Introduction of the zenzizenzizenzike in Robert Recorde’s book ‘The Whetstone of Witte’

Recorde’s equal sign didn’t prevail easily. The alternatives “//”, the bizarre symbol “[;”, heavily promoted by the German printers, “||”, “][”, “.æqus.”, the Latin word for “equal”, and the “→” arrow remained in use for another generation. Imagine how Einstein’s formula “E=mc²” could have been written! Or how computer code would look with the word “.æqus.” scattered across it… Still, in Shakespeare’s age, Recorde’s equal sign had been adopted.

Origin of the equal sign (=)
winner E=mc2
(derived from E======mc2)
losers E//mc2
E[;mc2
E||mc2
E][mc2
E.æqus.mc2
E→mc2

Other punctuation marks — the question mark (?), the exclamation point (!), the quotation marks (“ and ”), the dash (–) and the apostrophe (’) — were a later development, they appeared in the 16th to 18th century.
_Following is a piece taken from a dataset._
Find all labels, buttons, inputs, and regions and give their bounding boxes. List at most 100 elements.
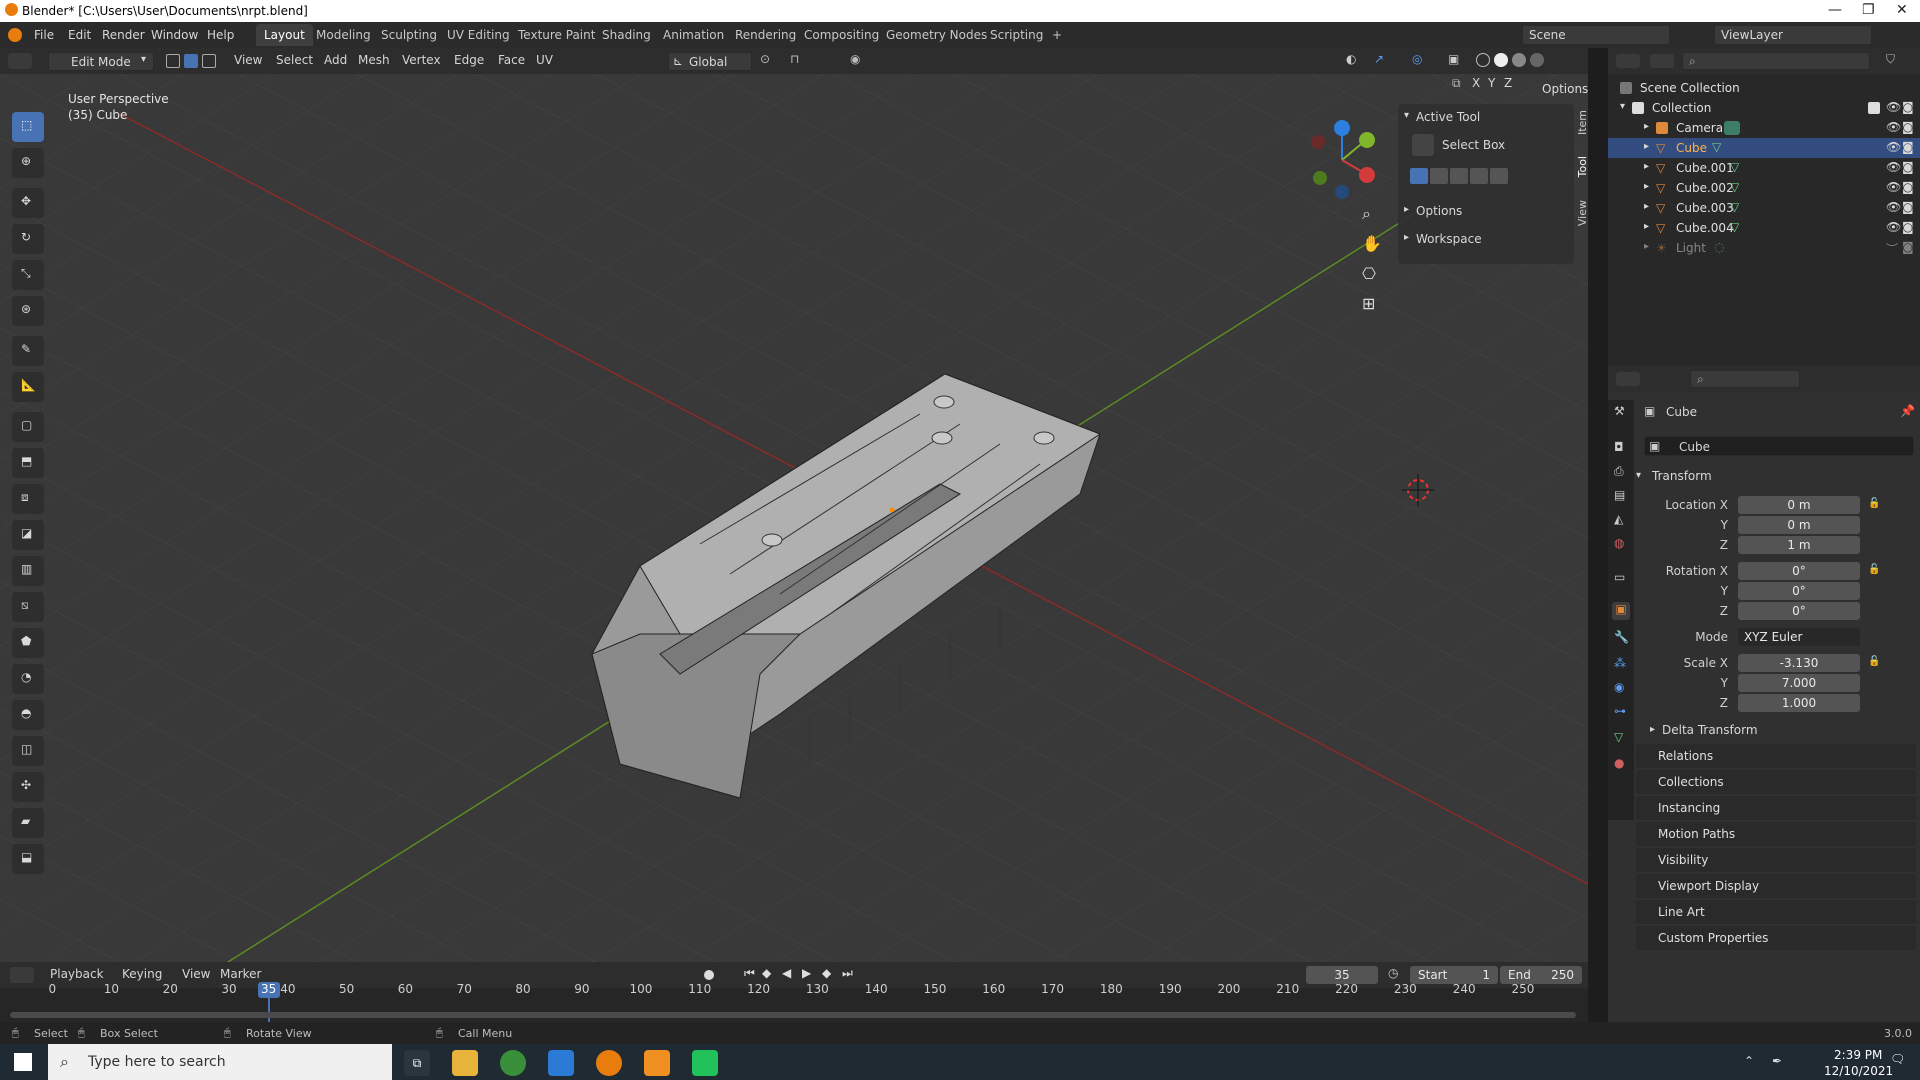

The slash (/) was replaced by the comma as we know it because it resembled the (italic) “l” (el) too much!

The quotation marks “ and ”) were initially printed as two inverted comma’s — it was a matter of economics in an era when all symbols were designed as metal shapes. Actual new symbols didn’t appear until the end of the 18th century with the Bodoni font!

Bodoni typeface

The French and Spanish language use specific punctuation marks (“«” and “»”), not the double and inverted double comma’s. They’re called “angled quotation marks” or “guillemets” after their 16th-century inventor Guillaume Le Bé.

Quotation marks (of various languages)

French guillemets and English quotation marks

When it comes to quotation marks, the traditions can vary per country to this day! In French and Italian, the guillemets always point out («word»), but in German they more frequently point in (»word«). In English and Spanish, common usage of quotation marks is ‘this’ and “this”. In German, it is ‚diese‘ and „diese“ etc.

Quotation marks (of various languages)

The question mark (?) goes back to the 16th century, the exclamation point (!) appeared in the 16th century and evolved until the 18th century. Their shapes were derived from Latin concepts: “qauestio” means interrogation in Latin, “io” was the popular Latin joyful cry. The question mark started as an abbreviation of “qauestio”, then became a ligature of an “o” with a “q” above it. The same thing happened to the exclamation mark: “io” became a ligature with the “i” written above the “o”.